Saturday, December 13, 2008


Post: "It is winter."
Other hemisphere replies,
"You're an idiot!"

Can you speak without attaching your own thoughts, circumstances, and biases, which are a natural result of your entire life's experiences? Can you listen without doing the same?

Is it someone's role to understand the other's frame of reference and to be accommodating?

Is it ultimately important either to understand or to be understood?

My wife says, "It's cold!"
I, sitting right beside her, say, "No, it's not."

Was she simply expressing her state, or was she fishing for me to turn up the heat or share a blanket? Did I express a simple truth, that I am not cold, or did I tell her that she is wrong? Did she hear that I am not cold, or did she hear me calling her a liar? Maybe we were joking? Maybe we were fighting?

Even such a simple two-line exchange can be interpreted so many different ways, but there is only one way that comes unencumbered by personal "baggage": She feels cold, and I do not. Putting hidden meaning behind what is spoken and wondering about hidden meaning behind what is heard may be entertaining in certain circumstances, but it can be very easy to lose oneself in such a game. Some of the most devastating misunderstandings occur when we do not realize when we are projecting our own thoughts and feelings upon another's words, when we are hearing what we expect to hear rather than what is actually being said.

Given that you have no ability to ensure that any other person sees things clearly, the best you can do is to practice communicating and sensing things clearly yourself, which in turn will at least help you to see when another is not. Then you can decide how to deal with the situation.
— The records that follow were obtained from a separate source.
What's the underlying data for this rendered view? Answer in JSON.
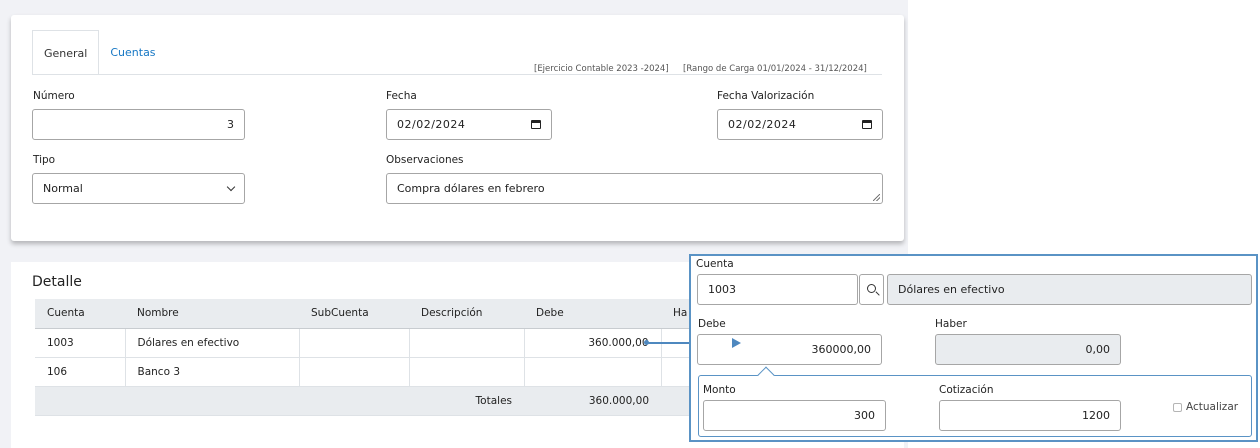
{
  "tabs": [
    {
      "label": "General",
      "active": true
    },
    {
      "label": "Cuentas",
      "active": false
    }
  ],
  "meta": {
    "ejercicio": "[Ejercicio Contable 2023 -2024]",
    "rango": "[Rango de Carga  01/01/2024  -  31/12/2024]"
  },
  "form": {
    "numero": {
      "label": "Número",
      "value": "3"
    },
    "fecha": {
      "label": "Fecha",
      "value": "02/02/2024"
    },
    "fecha_valorizacion": {
      "label": "Fecha Valorización",
      "value": "02/02/2024"
    },
    "tipo": {
      "label": "Tipo",
      "value": "Normal"
    },
    "observaciones": {
      "label": "Observaciones",
      "value": "Compra dólares en febrero"
    }
  },
  "detalle": {
    "title": "Detalle",
    "columns": [
      "Cuenta",
      "Nombre",
      "SubCuenta",
      "Descripción",
      "Debe",
      "Ha"
    ],
    "rows": [
      [
        "1003",
        "Dólares en efectivo",
        "",
        "",
        "360.000,00",
        ""
      ],
      [
        "106",
        "Banco 3",
        "",
        "",
        "",
        ""
      ]
    ],
    "totals_label": "Totales",
    "totals_debe": "360.000,00"
  },
  "popup": {
    "cuenta_label": "Cuenta",
    "cuenta_value": "1003",
    "cuenta_nombre": "Dólares en efectivo",
    "debe_label": "Debe",
    "debe_value": "360000,00",
    "haber_label": "Haber",
    "haber_value": "0,00",
    "monto_label": "Monto",
    "monto_value": "300",
    "cotizacion_label": "Cotización",
    "cotizacion_value": "1200",
    "actualizar_label": "Actualizar"
  },
  "colors": {
    "accent": "#5a93c5",
    "link": "#1677c4",
    "header_bg": "#e9ecef"
  },
  "icons": {
    "calendar": "calendar-icon",
    "chevron": "chevron-down-icon",
    "search": "search-icon"
  }
}
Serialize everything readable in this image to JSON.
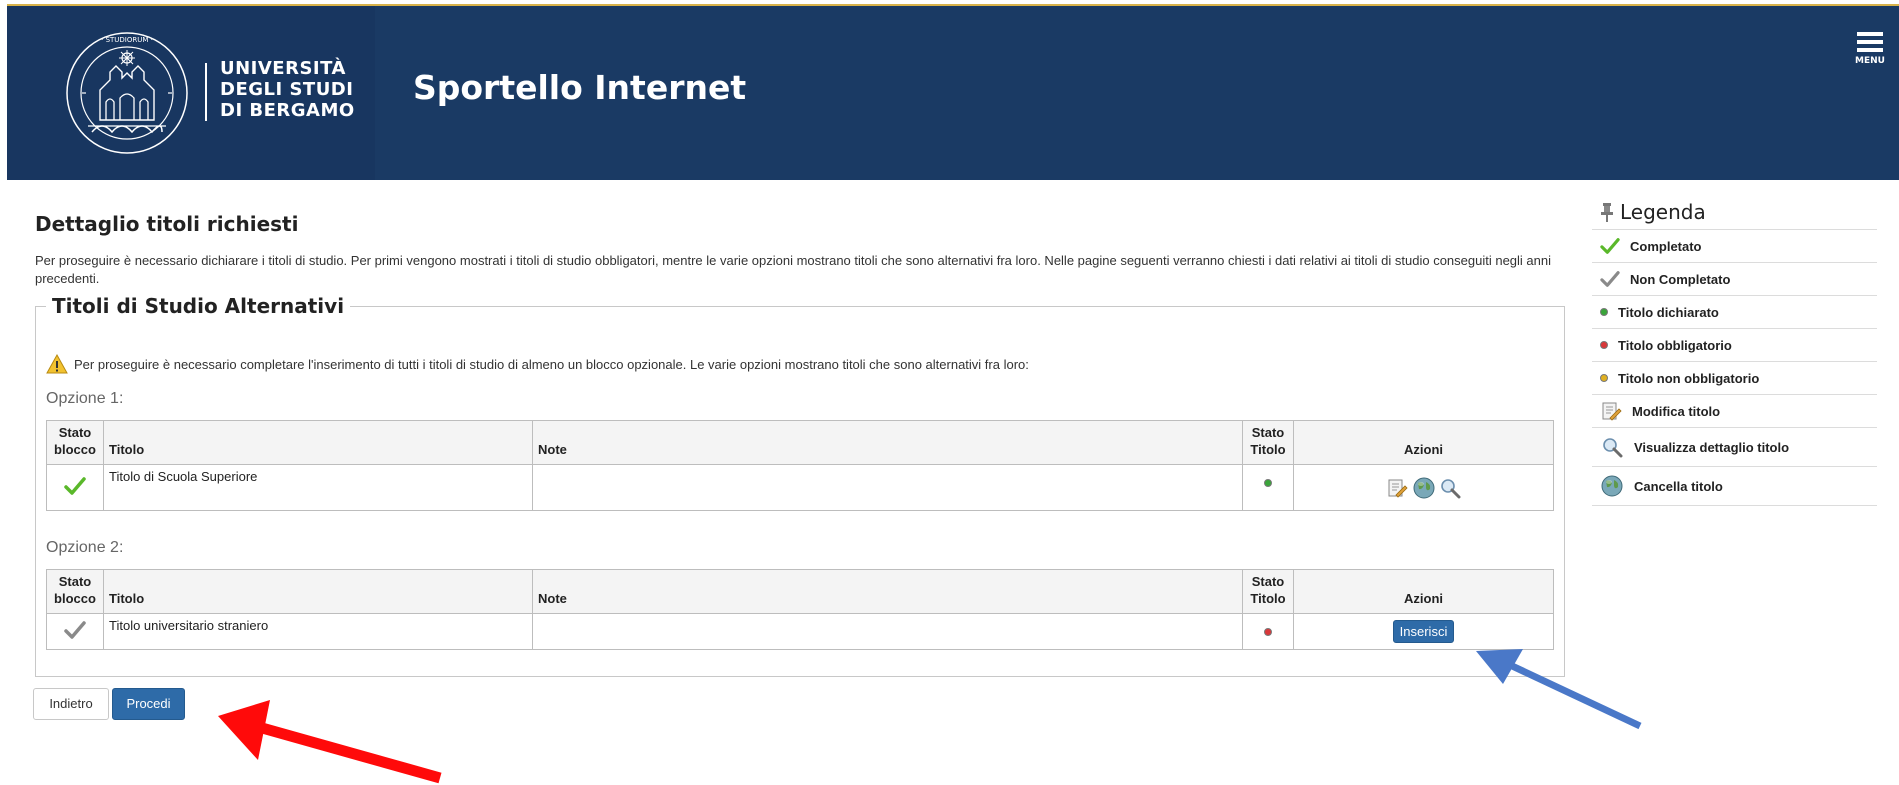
{
  "header": {
    "logo_lines": [
      "UNIVERSITÀ",
      "DEGLI STUDI",
      "DI BERGAMO"
    ],
    "site_title": "Sportello Internet",
    "menu_label": "MENU"
  },
  "main": {
    "title": "Dettaglio titoli richiesti",
    "intro": "Per proseguire è necessario dichiarare i titoli di studio. Per primi vengono mostrati i titoli di studio obbligatori, mentre le varie opzioni mostrano titoli che sono alternativi fra loro. Nelle pagine seguenti verranno chiesti i dati relativi ai titoli di studio conseguiti negli anni precedenti.",
    "fieldset_legend": "Titoli di Studio Alternativi",
    "warning": "Per proseguire è necessario completare l'inserimento di tutti i titoli di studio di almeno un blocco opzionale. Le varie opzioni mostrano titoli che sono alternativi fra loro:",
    "columns": {
      "stato_blocco_1": "Stato",
      "stato_blocco_2": "blocco",
      "titolo": "Titolo",
      "note": "Note",
      "stato_titolo_1": "Stato",
      "stato_titolo_2": "Titolo",
      "azioni": "Azioni"
    },
    "options": [
      {
        "label": "Opzione 1:",
        "row": {
          "status": "completato",
          "titolo": "Titolo di Scuola Superiore",
          "note": "",
          "stato_titolo": "dichiarato",
          "actions": [
            "edit-icon",
            "delete-icon",
            "view-icon"
          ]
        }
      },
      {
        "label": "Opzione 2:",
        "row": {
          "status": "non-completato",
          "titolo": "Titolo universitario straniero",
          "note": "",
          "stato_titolo": "obbligatorio",
          "insert_label": "Inserisci"
        }
      }
    ],
    "buttons": {
      "back": "Indietro",
      "proceed": "Procedi"
    }
  },
  "legend": {
    "title": "Legenda",
    "items": [
      {
        "icon": "check-green-icon",
        "label": "Completato"
      },
      {
        "icon": "check-gray-icon",
        "label": "Non Completato"
      },
      {
        "icon": "green-dot-icon",
        "label": "Titolo dichiarato"
      },
      {
        "icon": "red-dot-icon",
        "label": "Titolo obbligatorio"
      },
      {
        "icon": "yellow-dot-icon",
        "label": "Titolo non obbligatorio"
      },
      {
        "icon": "edit-icon",
        "label": "Modifica titolo"
      },
      {
        "icon": "magnifier-icon",
        "label": "Visualizza dettaglio titolo"
      },
      {
        "icon": "globe-icon",
        "label": "Cancella titolo"
      }
    ]
  },
  "colors": {
    "header_bg": "#1a3a64",
    "primary_button": "#2e6ba8",
    "dot_green": "#3aa53a",
    "dot_red": "#d9383a",
    "dot_yellow": "#e0b020",
    "arrow_red": "#ff0a0a",
    "arrow_blue": "#4a78c8"
  }
}
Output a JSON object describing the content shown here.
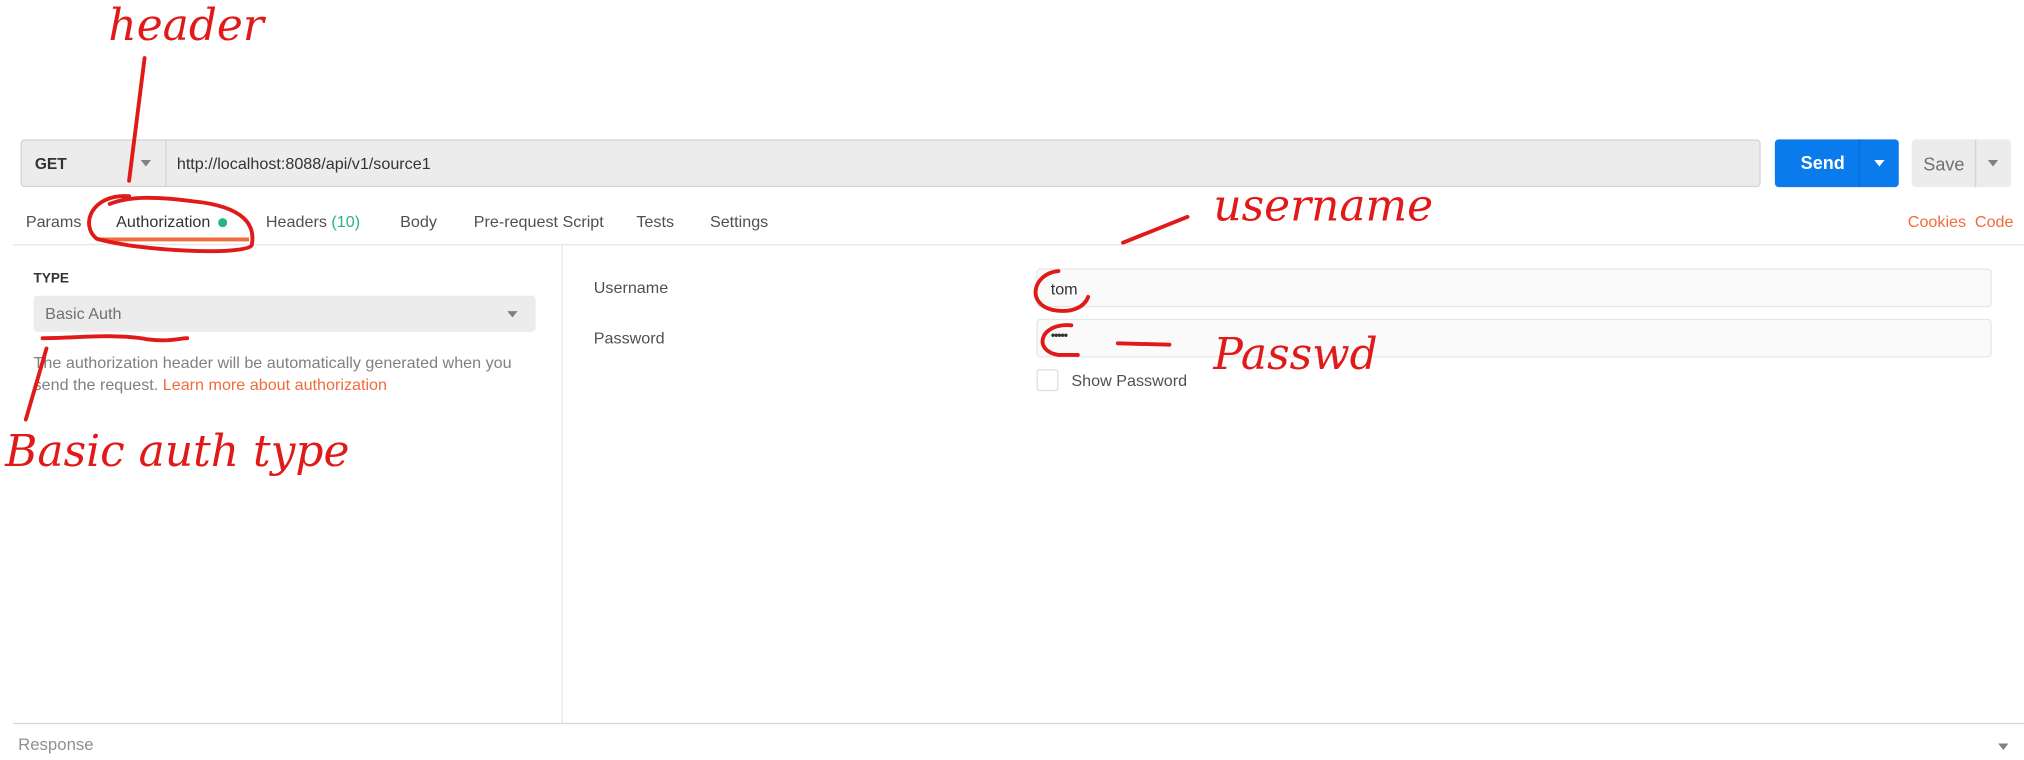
{
  "request": {
    "method": "GET",
    "url": "http://localhost:8088/api/v1/source1",
    "send_label": "Send",
    "save_label": "Save"
  },
  "tabs": [
    {
      "label": "Params"
    },
    {
      "label": "Authorization",
      "active": true,
      "indicator": "green-dot"
    },
    {
      "label": "Headers",
      "count": "(10)"
    },
    {
      "label": "Body"
    },
    {
      "label": "Pre-request Script"
    },
    {
      "label": "Tests"
    },
    {
      "label": "Settings"
    }
  ],
  "links": {
    "cookies": "Cookies",
    "code": "Code"
  },
  "auth": {
    "type_label": "TYPE",
    "type_value": "Basic Auth",
    "description": "The authorization header will be automatically generated when you send the request.",
    "learn_more": "Learn more about authorization",
    "username_label": "Username",
    "username_value": "tom",
    "password_label": "Password",
    "password_value": "•••••",
    "show_password_label": "Show Password",
    "show_password_checked": false
  },
  "response": {
    "label": "Response"
  },
  "annotations": {
    "header": "header",
    "username": "username",
    "passwd": "Passwd",
    "basic_auth_type": "Basic auth type"
  },
  "colors": {
    "accent": "#f26b3a",
    "send": "#097bed",
    "success": "#26b47f",
    "annotation": "#e01919"
  }
}
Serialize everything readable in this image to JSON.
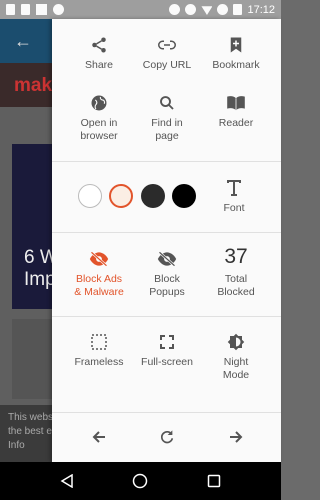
{
  "status_bar": {
    "time": "17:12"
  },
  "background_page": {
    "brand_fragment": "mak",
    "headline_fragment": "6 W\nImp",
    "cookie_fragment": "This webs\nthe best e\nInfo"
  },
  "menu": {
    "row1": [
      {
        "label": "Share",
        "icon": "share-icon"
      },
      {
        "label": "Copy URL",
        "icon": "link-icon"
      },
      {
        "label": "Bookmark",
        "icon": "bookmark-icon"
      }
    ],
    "row2": [
      {
        "label": "Open in\nbrowser",
        "icon": "globe-icon"
      },
      {
        "label": "Find in\npage",
        "icon": "search-icon"
      },
      {
        "label": "Reader",
        "icon": "book-icon"
      }
    ],
    "font_label": "Font",
    "themes": [
      "white",
      "sepia",
      "dark-gray",
      "black"
    ],
    "theme_colors": {
      "white": "#ffffff",
      "sepia": "#fbeee4",
      "dark_gray": "#2b2b2b",
      "black": "#000000",
      "selected_ring": "#e2542b"
    },
    "blocking": {
      "block_ads": "Block Ads\n& Malware",
      "block_popups": "Block\nPopups",
      "total_blocked_count": "37",
      "total_blocked_label": "Total\nBlocked"
    },
    "modes": [
      {
        "label": "Frameless",
        "icon": "frameless-icon"
      },
      {
        "label": "Full-screen",
        "icon": "fullscreen-icon"
      },
      {
        "label": "Night\nMode",
        "icon": "night-mode-icon"
      }
    ],
    "accent_color": "#e2542b"
  }
}
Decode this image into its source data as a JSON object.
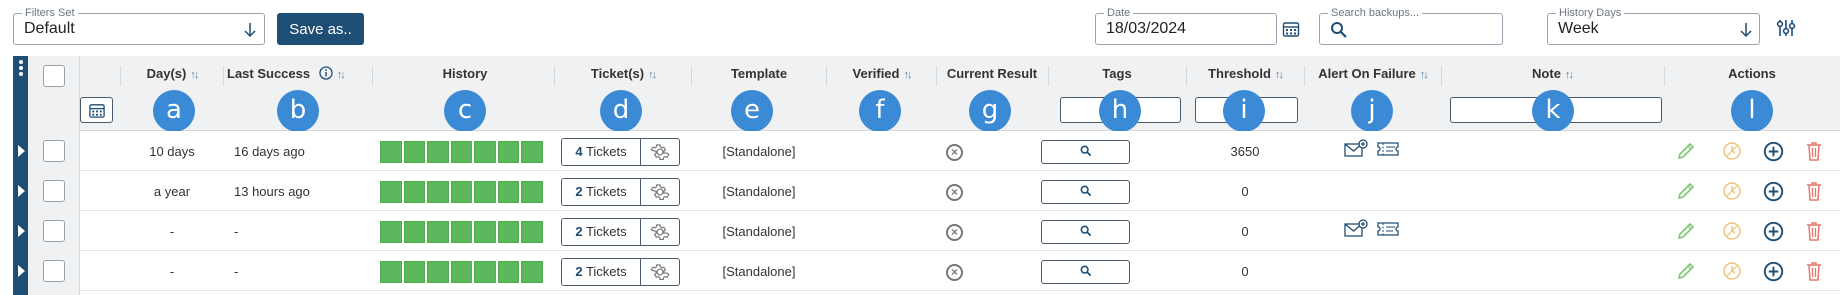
{
  "filters": {
    "filters_set_label": "Filters Set",
    "filters_set_value": "Default",
    "save_as_label": "Save as..",
    "date_label": "Date",
    "date_value": "18/03/2024",
    "search_label": "Search backups...",
    "history_days_label": "History Days",
    "history_days_value": "Week"
  },
  "columns": [
    {
      "label": "Day(s)",
      "sortable": true,
      "badge": "a"
    },
    {
      "label": "Last Success",
      "sortable": true,
      "info": true,
      "badge": "b"
    },
    {
      "label": "History",
      "sortable": false,
      "badge": "c"
    },
    {
      "label": "Ticket(s)",
      "sortable": true,
      "badge": "d"
    },
    {
      "label": "Template",
      "sortable": false,
      "badge": "e"
    },
    {
      "label": "Verified",
      "sortable": true,
      "badge": "f"
    },
    {
      "label": "Current Result",
      "sortable": false,
      "badge": "g"
    },
    {
      "label": "Tags",
      "sortable": false,
      "badge": "h"
    },
    {
      "label": "Threshold",
      "sortable": true,
      "badge": "i"
    },
    {
      "label": "Alert On Failure",
      "sortable": true,
      "badge": "j"
    },
    {
      "label": "Note",
      "sortable": true,
      "badge": "k"
    },
    {
      "label": "Actions",
      "sortable": false,
      "badge": "l"
    }
  ],
  "rows": [
    {
      "days": "10 days",
      "last_success": "16 days ago",
      "tickets_count": "4",
      "tickets_word": "Tickets",
      "template": "[Standalone]",
      "threshold": "3650",
      "alert_icons": true
    },
    {
      "days": "a year",
      "last_success": "13 hours ago",
      "tickets_count": "2",
      "tickets_word": "Tickets",
      "template": "[Standalone]",
      "threshold": "0",
      "alert_icons": false
    },
    {
      "days": "-",
      "last_success": "-",
      "tickets_count": "2",
      "tickets_word": "Tickets",
      "template": "[Standalone]",
      "threshold": "0",
      "alert_icons": true
    },
    {
      "days": "-",
      "last_success": "-",
      "tickets_count": "2",
      "tickets_word": "Tickets",
      "template": "[Standalone]",
      "threshold": "0",
      "alert_icons": false
    }
  ],
  "colors": {
    "primary": "#1f4e75",
    "badge": "#3a8ad6",
    "history_ok": "#5cb85c",
    "edit": "#7bc96f",
    "pause": "#f0c27b",
    "add": "#1f4e75",
    "delete": "#e8736b"
  },
  "icons": {
    "date_picker": "calendar-icon",
    "search": "search-icon",
    "history_days": "chevron-down-icon",
    "settings": "sliders-icon"
  }
}
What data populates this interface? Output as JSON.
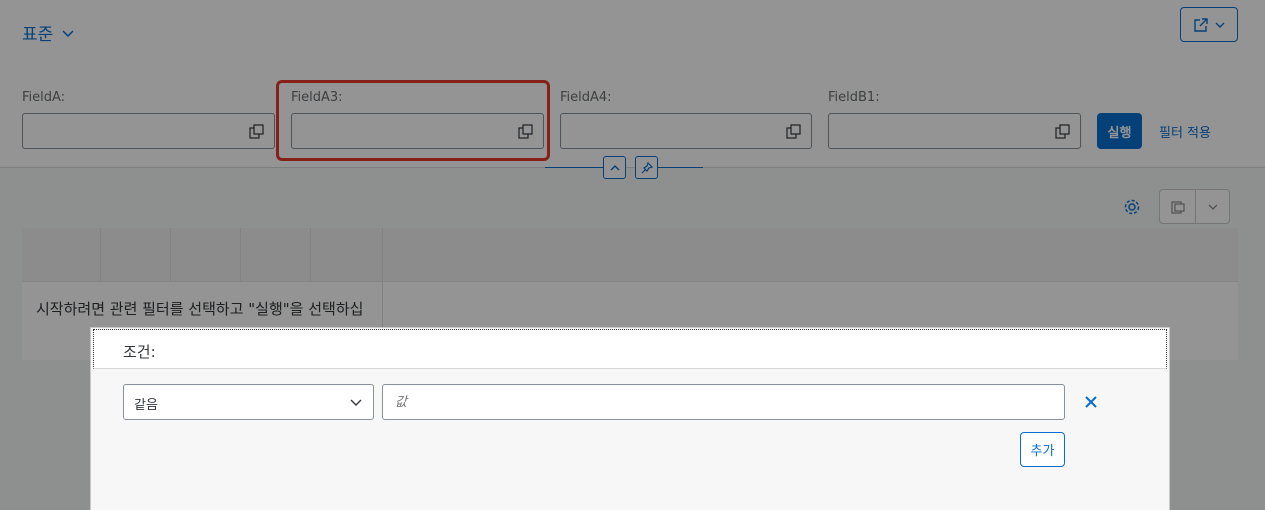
{
  "header": {
    "variant_title": "표준",
    "share_icon": "share-icon"
  },
  "filters": [
    {
      "label": "FieldA:",
      "value": "",
      "icon": "value-help-icon"
    },
    {
      "label": "FieldA3:",
      "value": "",
      "icon": "value-help-icon"
    },
    {
      "label": "FieldA4:",
      "value": "",
      "icon": "value-help-icon"
    },
    {
      "label": "FieldB1:",
      "value": "",
      "icon": "value-help-icon"
    }
  ],
  "filterbar": {
    "go_label": "실행",
    "adapt_label": "필터 적용"
  },
  "table": {
    "no_data_text": "시작하려면 관련 필터를 선택하고 \"실행\"을 선택하십"
  },
  "dialog": {
    "title": "조건:",
    "operator": "같음",
    "value_placeholder": "값",
    "add_label": "추가"
  },
  "colors": {
    "accent": "#0a6ed1",
    "highlight": "#e53a2c"
  }
}
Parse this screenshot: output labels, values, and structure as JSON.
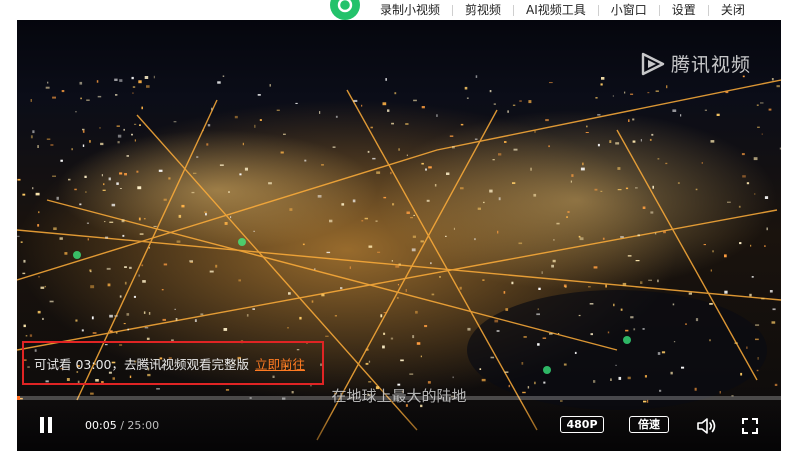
{
  "toolbar": {
    "items": [
      {
        "label": "录制小视频"
      },
      {
        "label": "剪视频"
      },
      {
        "label": "AI视频工具"
      },
      {
        "label": "小窗口"
      },
      {
        "label": "设置"
      },
      {
        "label": "关闭"
      }
    ]
  },
  "player": {
    "watermark": "腾讯视频",
    "trial_text": "可试看 03:00，去腾讯视频观看完整版",
    "trial_link": "立即前往",
    "subtitle": "在地球上最大的陆地",
    "current_time": "00:05",
    "time_separator": " / ",
    "total_time": "25:00",
    "progress_fraction": 0.0033,
    "quality": "480P",
    "speed": "倍速",
    "accent_color": "#ff6b1f",
    "highlight_border_color": "#e02424",
    "icons": [
      "play-logo-icon",
      "pause-icon",
      "volume-icon",
      "fullscreen-icon"
    ]
  }
}
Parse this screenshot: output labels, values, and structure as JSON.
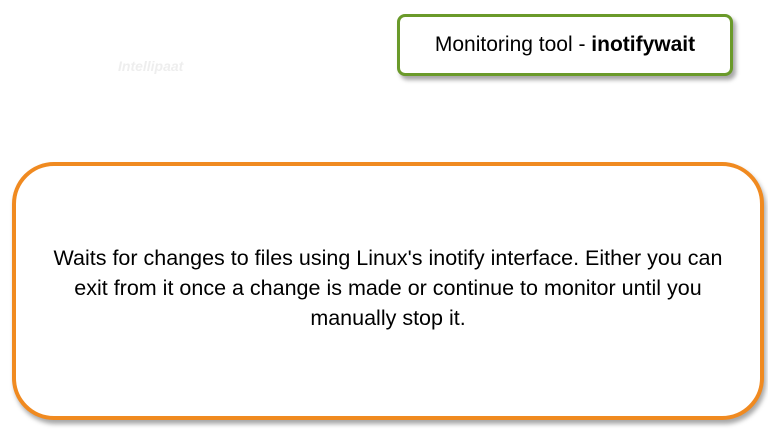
{
  "title": {
    "prefix": "Monitoring tool - ",
    "tool_name": "inotifywait",
    "border_color": "#6a9a2a"
  },
  "content": {
    "text": "Waits for changes to files using Linux's inotify interface. Either you can exit from it once a change is made or continue to monitor until you manually stop it.",
    "border_color": "#f08a20"
  },
  "watermark": {
    "text": "Intellipaat"
  }
}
Thursday, November 20, 2008

Karmic Retribution

They're speaking of me...
I see it - It must be true:
It's what I would do.

Friday, September 5, 2008

Wisdom Seen Elsewhere: Projection

I would not have thee believe in what I say nor trust in what I do -- for my words are naught but thy own thoughts in sound and my deeds thy own hopes in action.
From: Khalil Gibran's The Madman, "My Friend."

We were never sure if Grandma kept fresh batteries in her hearing aids or if she simply turned them down and did not think the conversation was worth re-engaging them. Regardless, when confronted about paying attention to a conversation, she would state simply and emphatically,

"I hear what I want to hear!"

When happy, we see beauty in everything. When angry, we see irritation everywhere. When in love, we see passion. Police see suspicious behavior. Citizens see corruption. Friends see enemies. Zealots see zealots.

When, instead of seeing and hearing clearly, you interpret, what is it that you are really seeing or hearing?